2. Being so loose fitting, there was no need for any adjustments. However, as I often routinely do, I took off an inch off both the sleeve and body length before cutting.
3. I am small busted, and I like the way this garment hangs on me. I did google some other reviews on this pattern and there were some negative comments from larger busted woman about how it made them feel even larger, like a linebacker.
4. Overall this is an easy pattern to sew up provided you are comfortable sewing with knits. I had to do my most “careful” sewing when I was making the patch pockets. I hand basted them in place first before machine stitching them to the body because I thought the knit fabric might pucker and stretch if I just secured the pockets with pins.
REFLECTIONS, REVELATIONS, AND CONFESSIONS:
This blog has forced me to look at myself in a lot of photos and I rarely like what I see. I alway tell my photographer to take lots and lots of pictures so I will find at least three good ones. Even though I am very conscientious about dressing to flatter my body, I always look fatter than I envision myself as being. But, oh well, I’m sort of getting used to that. What I hate even more is seeing the winkles on my face! My 78 year old mother has less wrinkles than I do. Every time I look at my face in a photo, I get why so many women have “work” done.
Thanks again for visiting my blog. I’d love to hear your comments. Or if you have a question about this project, please ask! Cheers, Lori
Oh, I love your top! I made the same pattern last year, only I used a very thin sweater knit, and I have worn it so many times this winter. You are right, it is like wearing a stylish version of a snuggie:) About your reflections: I take lots of photos just to find a few good ones, but there is still something jarring about seeing myself as I guess I am. It takes a lot of fortitude to put photos out there. However, I think we are all probably too hard on ourselves because when I look at your photos, I see a very attractive woman whose figure and appearance I would be glad to have;) It encourages me so much to see people of all shapes, ages, sizes, etc. celebrating their handiwork and wearing their creations.
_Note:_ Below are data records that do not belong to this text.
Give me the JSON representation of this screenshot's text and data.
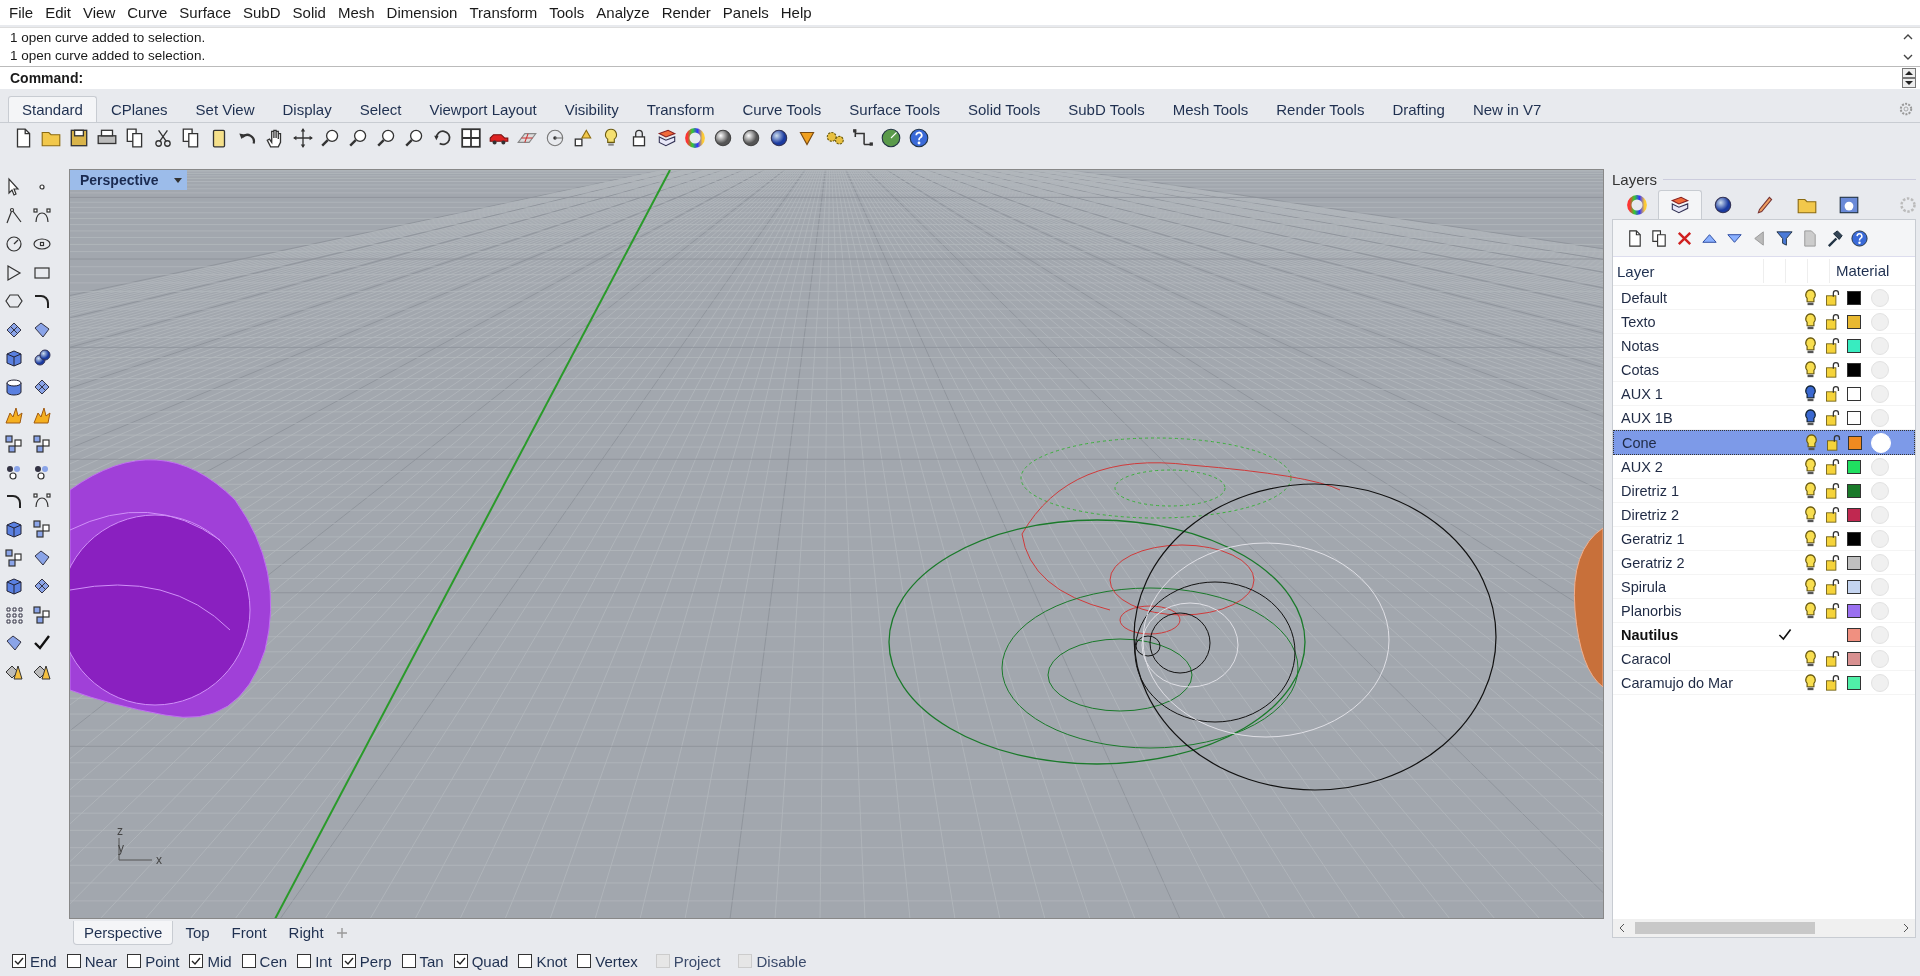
{
  "menu": [
    "File",
    "Edit",
    "View",
    "Curve",
    "Surface",
    "SubD",
    "Solid",
    "Mesh",
    "Dimension",
    "Transform",
    "Tools",
    "Analyze",
    "Render",
    "Panels",
    "Help"
  ],
  "command_history": [
    "1 open curve added to selection.",
    "1 open curve added to selection."
  ],
  "command_prompt": "Command:",
  "toolbar_tabs": [
    {
      "label": "Standard",
      "selected": true
    },
    {
      "label": "CPlanes",
      "selected": false
    },
    {
      "label": "Set View",
      "selected": false
    },
    {
      "label": "Display",
      "selected": false
    },
    {
      "label": "Select",
      "selected": false
    },
    {
      "label": "Viewport Layout",
      "selected": false
    },
    {
      "label": "Visibility",
      "selected": false
    },
    {
      "label": "Transform",
      "selected": false
    },
    {
      "label": "Curve Tools",
      "selected": false
    },
    {
      "label": "Surface Tools",
      "selected": false
    },
    {
      "label": "Solid Tools",
      "selected": false
    },
    {
      "label": "SubD Tools",
      "selected": false
    },
    {
      "label": "Mesh Tools",
      "selected": false
    },
    {
      "label": "Render Tools",
      "selected": false
    },
    {
      "label": "Drafting",
      "selected": false
    },
    {
      "label": "New in V7",
      "selected": false
    }
  ],
  "viewport": {
    "title": "Perspective",
    "axes": {
      "x": "x",
      "y": "y",
      "z": "z"
    }
  },
  "viewport_tabs": [
    {
      "label": "Perspective",
      "selected": true
    },
    {
      "label": "Top",
      "selected": false
    },
    {
      "label": "Front",
      "selected": false
    },
    {
      "label": "Right",
      "selected": false
    }
  ],
  "layers_panel": {
    "title": "Layers",
    "tabs": [
      {
        "kind": "color-wheel",
        "selected": false
      },
      {
        "kind": "layers",
        "selected": true
      },
      {
        "kind": "sphere",
        "selected": false
      },
      {
        "kind": "brush",
        "selected": false
      },
      {
        "kind": "folder",
        "selected": false
      },
      {
        "kind": "help-window",
        "selected": false
      }
    ],
    "columns": [
      "Layer",
      "Material"
    ],
    "layers": [
      {
        "name": "Default",
        "visible": true,
        "locked": false,
        "current": false,
        "selected": false,
        "color": "#000000"
      },
      {
        "name": "Texto",
        "visible": true,
        "locked": false,
        "current": false,
        "selected": false,
        "color": "#e8b830"
      },
      {
        "name": "Notas",
        "visible": true,
        "locked": false,
        "current": false,
        "selected": false,
        "color": "#38ecc0"
      },
      {
        "name": "Cotas",
        "visible": true,
        "locked": false,
        "current": false,
        "selected": false,
        "color": "#000000"
      },
      {
        "name": "AUX 1",
        "visible": false,
        "locked": false,
        "current": false,
        "selected": false,
        "color": "#ffffff"
      },
      {
        "name": "AUX 1B",
        "visible": false,
        "locked": false,
        "current": false,
        "selected": false,
        "color": "#ffffff"
      },
      {
        "name": "Cone",
        "visible": true,
        "locked": false,
        "current": false,
        "selected": true,
        "color": "#f08a20"
      },
      {
        "name": "AUX 2",
        "visible": true,
        "locked": false,
        "current": false,
        "selected": false,
        "color": "#20e060"
      },
      {
        "name": "Diretriz 1",
        "visible": true,
        "locked": false,
        "current": false,
        "selected": false,
        "color": "#1a7a2a"
      },
      {
        "name": "Diretriz 2",
        "visible": true,
        "locked": false,
        "current": false,
        "selected": false,
        "color": "#c02850"
      },
      {
        "name": "Geratriz 1",
        "visible": true,
        "locked": false,
        "current": false,
        "selected": false,
        "color": "#000000"
      },
      {
        "name": "Geratriz 2",
        "visible": true,
        "locked": false,
        "current": false,
        "selected": false,
        "color": "#c0c0c0"
      },
      {
        "name": "Spirula",
        "visible": true,
        "locked": false,
        "current": false,
        "selected": false,
        "color": "#c4d4f0"
      },
      {
        "name": "Planorbis",
        "visible": true,
        "locked": false,
        "current": false,
        "selected": false,
        "color": "#9a70f0"
      },
      {
        "name": "Nautilus",
        "current": true,
        "selected": false,
        "color": "#f09080"
      },
      {
        "name": "Caracol",
        "visible": true,
        "locked": false,
        "current": false,
        "selected": false,
        "color": "#d89090"
      },
      {
        "name": "Caramujo do Mar",
        "visible": true,
        "locked": false,
        "current": false,
        "selected": false,
        "color": "#50f0a8"
      }
    ]
  },
  "snaps": [
    {
      "label": "End",
      "checked": true,
      "disabled": false
    },
    {
      "label": "Near",
      "checked": false,
      "disabled": false
    },
    {
      "label": "Point",
      "checked": false,
      "disabled": false
    },
    {
      "label": "Mid",
      "checked": true,
      "disabled": false
    },
    {
      "label": "Cen",
      "checked": false,
      "disabled": false
    },
    {
      "label": "Int",
      "checked": false,
      "disabled": false
    },
    {
      "label": "Perp",
      "checked": true,
      "disabled": false
    },
    {
      "label": "Tan",
      "checked": false,
      "disabled": false
    },
    {
      "label": "Quad",
      "checked": true,
      "disabled": false
    },
    {
      "label": "Knot",
      "checked": false,
      "disabled": false
    },
    {
      "label": "Vertex",
      "checked": false,
      "disabled": false
    },
    {
      "label": "Project",
      "checked": false,
      "disabled": true
    },
    {
      "label": "Disable",
      "checked": false,
      "disabled": true
    }
  ]
}
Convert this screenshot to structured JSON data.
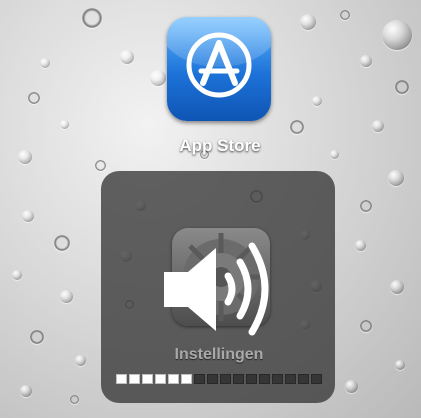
{
  "home_screen": {
    "app_store": {
      "label": "App Store",
      "icon": "app-store-icon"
    }
  },
  "volume_hud": {
    "icon": "speaker-volume-icon",
    "background_app_label": "Instellingen",
    "volume": {
      "level": 0.375,
      "filled_segments": 6,
      "total_segments": 16
    }
  },
  "colors": {
    "hud_background": "#373737",
    "segment_on": "#ffffff",
    "segment_off": "#363636",
    "app_store_blue": "#1d72d8"
  }
}
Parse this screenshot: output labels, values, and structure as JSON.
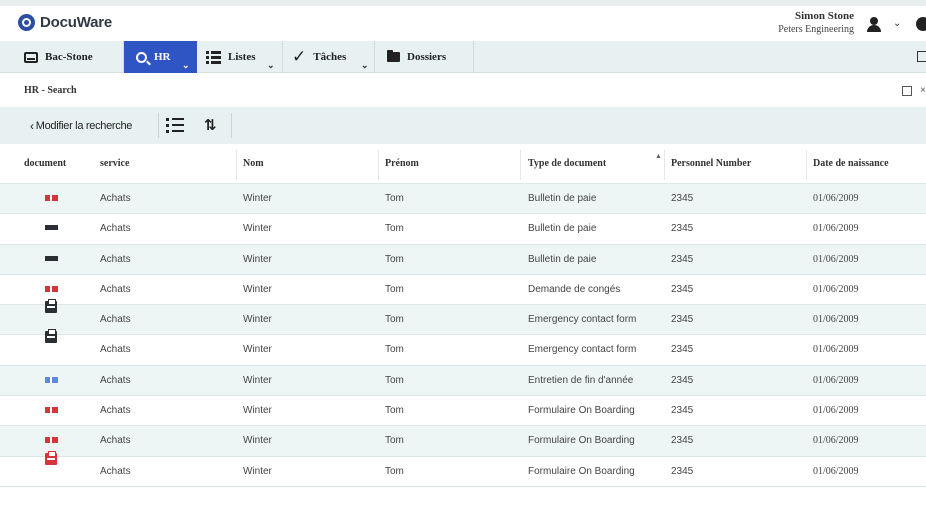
{
  "app": {
    "logo_text": "DocuWare",
    "user_name": "Simon Stone",
    "user_company": "Peters Engineering"
  },
  "nav": {
    "items": [
      {
        "label": "Bac-Stone",
        "icon": "basket-icon"
      },
      {
        "label": "HR",
        "icon": "search-icon",
        "active": true
      },
      {
        "label": "Listes",
        "icon": "list-icon"
      },
      {
        "label": "Tâches",
        "icon": "checkmark-icon"
      },
      {
        "label": "Dossiers",
        "icon": "folder-icon"
      }
    ]
  },
  "breadcrumb": "HR - Search",
  "toolbar": {
    "back_label": "Modifier la recherche"
  },
  "table": {
    "columns": [
      "document",
      "service",
      "Nom",
      "Prénom",
      "Type de document",
      "Personnel Number",
      "Date de naissance"
    ],
    "rows": [
      {
        "icon": "pdf",
        "service": "Achats",
        "nom": "Winter",
        "prenom": "Tom",
        "type": "Bulletin de paie",
        "number": "2345",
        "date": "01/06/2009"
      },
      {
        "icon": "dark",
        "service": "Achats",
        "nom": "Winter",
        "prenom": "Tom",
        "type": "Bulletin de paie",
        "number": "2345",
        "date": "01/06/2009"
      },
      {
        "icon": "dark",
        "service": "Achats",
        "nom": "Winter",
        "prenom": "Tom",
        "type": "Bulletin de paie",
        "number": "2345",
        "date": "01/06/2009"
      },
      {
        "icon": "pdf",
        "service": "Achats",
        "nom": "Winter",
        "prenom": "Tom",
        "type": "Demande de congés",
        "number": "2345",
        "date": "01/06/2009"
      },
      {
        "icon": "clip",
        "service": "Achats",
        "nom": "Winter",
        "prenom": "Tom",
        "type": "Emergency contact form",
        "number": "2345",
        "date": "01/06/2009"
      },
      {
        "icon": "clip",
        "service": "Achats",
        "nom": "Winter",
        "prenom": "Tom",
        "type": "Emergency contact form",
        "number": "2345",
        "date": "01/06/2009"
      },
      {
        "icon": "word",
        "service": "Achats",
        "nom": "Winter",
        "prenom": "Tom",
        "type": "Entretien de fin d'année",
        "number": "2345",
        "date": "01/06/2009"
      },
      {
        "icon": "pdf",
        "service": "Achats",
        "nom": "Winter",
        "prenom": "Tom",
        "type": "Formulaire On Boarding",
        "number": "2345",
        "date": "01/06/2009"
      },
      {
        "icon": "pdf",
        "service": "Achats",
        "nom": "Winter",
        "prenom": "Tom",
        "type": "Formulaire On Boarding",
        "number": "2345",
        "date": "01/06/2009"
      },
      {
        "icon": "clip-red",
        "service": "Achats",
        "nom": "Winter",
        "prenom": "Tom",
        "type": "Formulaire On Boarding",
        "number": "2345",
        "date": "01/06/2009"
      }
    ]
  },
  "colors": {
    "brand": "#2d4fa1",
    "active_tab": "#2f55c5",
    "bar_background": "#e7f1f1",
    "row_alt": "#eef5f5",
    "pdf_red": "#d5343a",
    "word_blue": "#5b8ad6"
  }
}
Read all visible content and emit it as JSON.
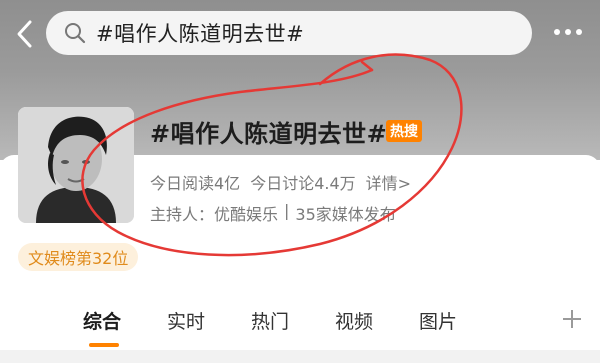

I too enjoy looking at people of all shapes, sizes and ages modeling their handmade makes. One good thing about the Internet and social media is that we are all able to “put ourselves out there” regardless of how close we come to society’s traditional ideal of beauty and perfection.
I especially like how the back drapes and the collar frames your face. Cute and probably just right for a California Winter.
Thanks, Pam. It is perfect for the recent CA weather. I’ve thrown it on the last two Friday nights to go to the movies.